Literary Theory

Links to Critical/Theoretical Approaches:

Introduction

Theory, in the present context, means something different but related to practice, something ‘from which practice is derived’[1]. Interpretation of a work of literature is a complex process. In each attempt to understand a literary text, certain ideas and methods are at work. Theory is a conscious attempt to substantiate those ideas and methods. Literary theory deals with those set of ideas and methods that we apply in studying a work of literature.

To better understand literary theory we must distinguish it from literary criticism. Strictly defined, “literary criticism” refers to the act of interpreting and studying literature. A literary critic is not someone who merely evaluates the worth or quality of a piece of literature but, rather, is someone who argues on behalf of an interpretation or understanding of the particular meaning(s) of literary texts. The task of a literary critic is to explain and attempt to reach a critical understanding of what literary texts mean in terms of their aesthetic, as well as social, political, and cultural statements and suggestions. A literary critic does more than simply discuss or evaluate the importance of a literary text; rather, a literary critic seeks to reach a logical and reasonable understanding of not only what a text’s author intends for it to mean but, also, what different cultures and ideologies render it capable of meaning.

Any literary interpretation is based on certain theoretical presuppositions – ideas, principles, and concepts   

"Literary theory" is the body of ideas and methods we use in the practical reading of literature. By literary theory we refer not to the meaning of a work of literature but to the theories that reveal what literature can mean. Literary theory is a description of the underlying principles, one might say the tools, by which we attempt to understand literature. All literary interpretation draws on a basis in theory but can serve as a justification for very different kinds of critical activity. It is literary theory that formulates the relationship between author and work; literary theory develops the significance of race, class, and gender for literary study, both from the standpoint of the biography of the author and an analysis of their thematic presence within texts. Literary theory offers varying approaches for understanding the role of historical context in interpretation as well as the relevance of linguistic and unconscious elements of the text. Literary theorists trace the history and evolution of the different genres—narrative, dramatic, lyric—in addition to the more recent emergence of the novel and the short story, while also investigating the importance of formal elements of literary structure. Lastly, literary theory in recent years has sought to explain the degree to which the text is more the product of a culture than an individual author and in turn how those texts help to create the culture.

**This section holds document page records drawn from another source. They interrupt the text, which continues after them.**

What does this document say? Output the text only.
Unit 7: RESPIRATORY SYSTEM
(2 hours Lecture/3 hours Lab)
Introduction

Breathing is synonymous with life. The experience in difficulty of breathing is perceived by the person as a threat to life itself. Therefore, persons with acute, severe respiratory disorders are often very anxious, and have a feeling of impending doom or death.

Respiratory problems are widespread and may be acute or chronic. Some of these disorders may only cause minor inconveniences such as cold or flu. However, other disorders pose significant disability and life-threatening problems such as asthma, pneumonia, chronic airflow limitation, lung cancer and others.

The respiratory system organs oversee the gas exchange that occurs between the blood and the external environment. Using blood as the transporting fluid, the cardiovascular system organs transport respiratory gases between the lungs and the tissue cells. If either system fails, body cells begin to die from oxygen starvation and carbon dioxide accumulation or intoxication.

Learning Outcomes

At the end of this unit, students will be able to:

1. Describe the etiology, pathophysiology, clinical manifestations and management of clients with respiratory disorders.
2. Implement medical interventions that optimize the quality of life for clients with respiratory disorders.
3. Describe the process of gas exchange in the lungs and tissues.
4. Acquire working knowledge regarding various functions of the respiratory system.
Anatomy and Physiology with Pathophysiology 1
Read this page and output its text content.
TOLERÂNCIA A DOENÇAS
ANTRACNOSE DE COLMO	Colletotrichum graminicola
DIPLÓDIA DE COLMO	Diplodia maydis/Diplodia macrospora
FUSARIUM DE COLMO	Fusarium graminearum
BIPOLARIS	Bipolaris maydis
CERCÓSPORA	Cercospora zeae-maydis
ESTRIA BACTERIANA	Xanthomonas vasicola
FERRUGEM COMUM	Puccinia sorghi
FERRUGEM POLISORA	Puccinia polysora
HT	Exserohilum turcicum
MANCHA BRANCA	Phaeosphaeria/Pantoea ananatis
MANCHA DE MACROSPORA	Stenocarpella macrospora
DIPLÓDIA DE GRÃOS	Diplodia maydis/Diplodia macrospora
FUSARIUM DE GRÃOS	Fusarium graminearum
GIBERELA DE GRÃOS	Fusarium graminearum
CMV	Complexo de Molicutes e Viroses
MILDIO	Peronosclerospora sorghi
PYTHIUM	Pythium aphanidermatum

[1] Professor Paul Fry, Introduction to Theory of Literature, http://oyc.yale.edu/transcript/451/engl-300

Formalism

Formalism, also called Russian Formalism, is a 20th-century Russian school of literary criticism and literary theory, having mainly to do with structural purposes of a particular text. (Read more…)

New Criticism

New Criticism was a formalist movement in literary theory that dominated American literary criticism in the middle decades of the 20th century. It emphasized close reading, particularly of poetry, to discover how a work of literature functioned as a self-contained, self-referential aesthetic object. The movement derived its name from John Crowe Ransom’s 1941 book The New Criticism. Also very influential were the critical essays of T. S. Eliot, such as “Tradition and the Individual Talent” and “Hamlet and His Problems,” in which Eliot developed his notion of the “objective correlative.” Eliot’s evaluative judgments, such as his condemnation of Milton and Shelley, his liking for the so-called metaphysical poets and his insistence that poetry must be impersonal, greatly influenced the formation of the New Critical canon.